Investment returns were negative. Due to the steep increase in the level of interest rates and the decline in equity market values, both of these asset classes made a loss, and only real estate investments had a positive return.
Growth of claims expenses weakened the result of the insurance business. There has been a shift from fully remote work during the pandemic to hybrid work, and the increase in mobility has raised the claims expenses on vehicle insurance and the number of occupational accidents. Major claims increased the claims expenses of property insurance and business interruption insurance. The profitability key ratio, the combined ratio excluding the effect of changes in reserving bases, weakened from its the above-average level at the end of 2021.

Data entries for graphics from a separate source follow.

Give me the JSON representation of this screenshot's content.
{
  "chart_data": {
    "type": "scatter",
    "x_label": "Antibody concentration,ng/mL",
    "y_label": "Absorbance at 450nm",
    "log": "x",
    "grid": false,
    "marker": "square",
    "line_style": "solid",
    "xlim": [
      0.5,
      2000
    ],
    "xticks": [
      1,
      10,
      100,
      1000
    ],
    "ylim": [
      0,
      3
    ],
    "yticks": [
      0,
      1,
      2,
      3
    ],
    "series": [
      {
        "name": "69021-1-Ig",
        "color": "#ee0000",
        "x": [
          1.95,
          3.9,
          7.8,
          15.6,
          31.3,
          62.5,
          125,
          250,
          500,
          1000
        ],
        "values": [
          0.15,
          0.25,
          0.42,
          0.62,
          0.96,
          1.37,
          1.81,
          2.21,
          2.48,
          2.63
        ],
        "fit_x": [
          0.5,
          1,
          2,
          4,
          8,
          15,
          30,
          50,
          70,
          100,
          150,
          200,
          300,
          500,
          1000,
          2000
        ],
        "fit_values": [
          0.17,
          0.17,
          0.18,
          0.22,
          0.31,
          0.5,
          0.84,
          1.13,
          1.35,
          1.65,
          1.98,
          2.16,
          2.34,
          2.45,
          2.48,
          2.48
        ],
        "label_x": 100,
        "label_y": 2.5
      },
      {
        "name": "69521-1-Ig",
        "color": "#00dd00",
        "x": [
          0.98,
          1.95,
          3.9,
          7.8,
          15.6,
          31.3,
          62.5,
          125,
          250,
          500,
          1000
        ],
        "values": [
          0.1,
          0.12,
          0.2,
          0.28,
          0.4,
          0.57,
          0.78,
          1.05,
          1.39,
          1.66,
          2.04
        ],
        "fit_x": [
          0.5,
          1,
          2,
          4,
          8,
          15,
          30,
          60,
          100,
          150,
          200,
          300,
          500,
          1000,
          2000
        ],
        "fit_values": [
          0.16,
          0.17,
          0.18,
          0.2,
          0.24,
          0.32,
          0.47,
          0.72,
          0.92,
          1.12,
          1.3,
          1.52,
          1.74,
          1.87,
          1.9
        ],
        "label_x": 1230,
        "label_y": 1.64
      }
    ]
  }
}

Value of investment assets decreased, reducing solvency of employee pension insurance sector
The investment returns of the employee pension insurance sector were negative except for the last quarter, reflecting the general development of the financial markets. The solvency ratio of the employee pension sector weakened as the value of investment assets decreased. The value of investment assets was affected in particular by the negative performance of listed equities and bonds. The return on illiquid investments, such as real estate, was positive, balancing the total return performance. The risk-based solvency position deteriorated as solvency capital, impaired by the loss of investment operations, declined relative to the solvency limit. The change in the solvency position was cushioned by the reduction in the solvency limit due to changes in the amount and level of risk of investment assets.
The wage bill of the employee pension insurance sector grew from the previous year.
FIN-FSA-related topics most visible in the media
1. Housing loans
2. Russia and cybersecurity
3. Self-employed Persons’ Pensions Act (YEL)
4. FIN-FSA organisation
1 OECD = Organisation for Economic Co-operation and Development.